There is only one type of healthy dog food. And that is the one which so closely resembles a wild dog’s diet, as to be virtually the same as far as health benefits are concerned.

Lets look at some of the differences between a wild dog’s diet and commercial dog food, a diet most dogs exist on (I won’t say live, as it’’s hardly a life).

A wild diet, a healthy dog food, consists of:
  • raw food
  • lots of raw bones
  • internal organs are consumed, but these are scarce compared with the muscle meat
  • carbohydrates which are limited to the stomach contents, so is small in the overall content

A typical commercial dog food consists of:
  • cooked food (many vitamins, enzymes and other nutrients are destroyed by cooking)
  • the meat is of poor (often extremely poor) quality (humans get the good stuff)
  • carbohydrates, in particular sugar, are a major part of the food - it’s cheap and bulks out the ‘meat’
  • the food is fortified with strong preservatives (not allowed in human food for their dangerous impact on health) - DESPITE WHAT THE LABEL SAYS
  • to try to redress the nutritional imbalance, isolated and synthetic nutrients are added - nutrients which can’t be properly absorbed and utilised when they are in isolation, or if they are synthetic

So in your search for a healthy dog food, keep firmly in mind the diet of a wild dog. It’s OK to take your time to get used to the idea. If you find the idea repulsive, just go slowly. Try to replace one thing at a time. Just keep in mind that dogs have evolved over millions of years, on this diet.

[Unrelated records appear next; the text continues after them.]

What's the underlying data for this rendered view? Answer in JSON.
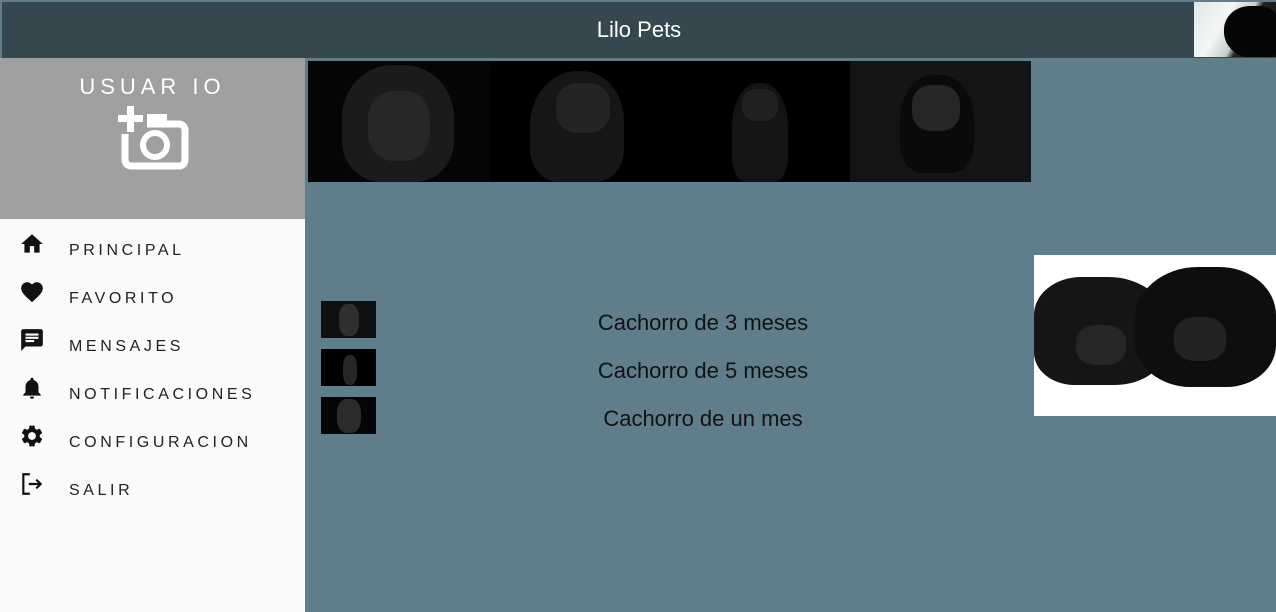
{
  "app": {
    "title": "Lilo Pets"
  },
  "sidebar": {
    "user_label": "USUAR IO",
    "items": [
      {
        "label": "PRINCIPAL",
        "icon": "home-icon"
      },
      {
        "label": "FAVORITO",
        "icon": "heart-icon"
      },
      {
        "label": "MENSAJES",
        "icon": "message-icon"
      },
      {
        "label": "NOTIFICACIONES",
        "icon": "bell-icon"
      },
      {
        "label": "CONFIGURACION",
        "icon": "gear-icon"
      },
      {
        "label": "SALIR",
        "icon": "logout-icon"
      }
    ]
  },
  "main": {
    "items": [
      {
        "label": "Cachorro de 3 meses"
      },
      {
        "label": "Cachorro de 5 meses"
      },
      {
        "label": "Cachorro de un mes"
      }
    ]
  },
  "colors": {
    "topbar": "#37474f",
    "background": "#607d8b",
    "sidebar": "#fafafa",
    "user_panel": "#a0a0a0"
  }
}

Humans have only been producing (poor quality) commercial dog food for a few decades.

If you don’t like the idea of raw meat for your dog, that’s your issue, not his.

I also suggest that you keep in mind the concept that most people are lured by price. With the best will in the world, if a commercial pet food manufacturer suddenly started to produce quality pet food, because it would be more expensive, do you think it would be a sell-out?

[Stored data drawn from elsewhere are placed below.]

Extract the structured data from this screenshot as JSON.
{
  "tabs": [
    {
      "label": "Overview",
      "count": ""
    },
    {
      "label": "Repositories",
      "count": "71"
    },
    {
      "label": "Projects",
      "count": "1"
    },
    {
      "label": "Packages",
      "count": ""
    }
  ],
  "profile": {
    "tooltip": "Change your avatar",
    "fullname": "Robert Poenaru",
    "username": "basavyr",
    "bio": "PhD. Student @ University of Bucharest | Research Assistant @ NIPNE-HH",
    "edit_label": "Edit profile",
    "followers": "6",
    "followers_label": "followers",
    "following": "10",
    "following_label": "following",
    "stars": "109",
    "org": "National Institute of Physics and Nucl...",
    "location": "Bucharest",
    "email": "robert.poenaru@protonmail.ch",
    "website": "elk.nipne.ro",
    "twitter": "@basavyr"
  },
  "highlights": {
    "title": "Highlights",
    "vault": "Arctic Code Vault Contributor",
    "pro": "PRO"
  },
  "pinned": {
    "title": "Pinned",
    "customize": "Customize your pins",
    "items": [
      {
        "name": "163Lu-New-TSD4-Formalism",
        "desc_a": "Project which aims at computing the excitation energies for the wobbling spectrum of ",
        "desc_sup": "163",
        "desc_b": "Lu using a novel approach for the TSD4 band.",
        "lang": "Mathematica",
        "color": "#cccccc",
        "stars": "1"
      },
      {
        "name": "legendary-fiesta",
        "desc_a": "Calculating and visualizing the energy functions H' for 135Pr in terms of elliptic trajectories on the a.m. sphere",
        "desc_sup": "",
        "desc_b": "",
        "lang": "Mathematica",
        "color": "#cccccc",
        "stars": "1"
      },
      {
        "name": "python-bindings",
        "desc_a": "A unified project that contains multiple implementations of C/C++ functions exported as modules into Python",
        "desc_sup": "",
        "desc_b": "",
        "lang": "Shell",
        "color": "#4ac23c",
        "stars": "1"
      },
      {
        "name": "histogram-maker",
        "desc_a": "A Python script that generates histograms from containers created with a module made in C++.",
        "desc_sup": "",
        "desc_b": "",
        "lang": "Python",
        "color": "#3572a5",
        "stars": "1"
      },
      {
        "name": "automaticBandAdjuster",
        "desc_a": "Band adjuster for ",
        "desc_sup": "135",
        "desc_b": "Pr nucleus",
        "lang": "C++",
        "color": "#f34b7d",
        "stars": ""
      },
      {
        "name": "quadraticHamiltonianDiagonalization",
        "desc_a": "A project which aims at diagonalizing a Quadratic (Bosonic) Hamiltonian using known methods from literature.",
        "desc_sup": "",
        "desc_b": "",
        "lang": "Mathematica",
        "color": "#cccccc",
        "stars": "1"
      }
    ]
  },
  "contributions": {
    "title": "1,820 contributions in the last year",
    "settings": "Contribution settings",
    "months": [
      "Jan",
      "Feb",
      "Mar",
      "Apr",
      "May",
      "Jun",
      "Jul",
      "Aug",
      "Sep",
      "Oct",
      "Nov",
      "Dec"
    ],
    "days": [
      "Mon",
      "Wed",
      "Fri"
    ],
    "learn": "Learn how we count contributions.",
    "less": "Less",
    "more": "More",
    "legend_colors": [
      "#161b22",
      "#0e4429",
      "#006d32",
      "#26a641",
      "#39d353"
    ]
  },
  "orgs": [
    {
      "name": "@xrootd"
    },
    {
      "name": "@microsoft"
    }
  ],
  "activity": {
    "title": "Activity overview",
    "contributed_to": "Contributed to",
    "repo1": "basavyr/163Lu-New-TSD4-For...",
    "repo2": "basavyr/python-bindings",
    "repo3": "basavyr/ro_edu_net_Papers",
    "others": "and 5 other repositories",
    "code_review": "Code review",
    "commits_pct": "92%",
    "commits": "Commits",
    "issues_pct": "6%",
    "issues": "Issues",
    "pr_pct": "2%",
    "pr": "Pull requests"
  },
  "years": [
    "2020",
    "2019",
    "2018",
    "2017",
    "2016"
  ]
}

That would only be possible if people had already started to reject the current commercial dog food and were now looking for a healthy dog food, so were prepared to pay a little more.

However, if you make your own dog food, you won’t need to find the extra cash. Not only is a homemade, healthy dog food economical to produce, it has an enormous impact on the health of your dog, often beyond your wildest dreams.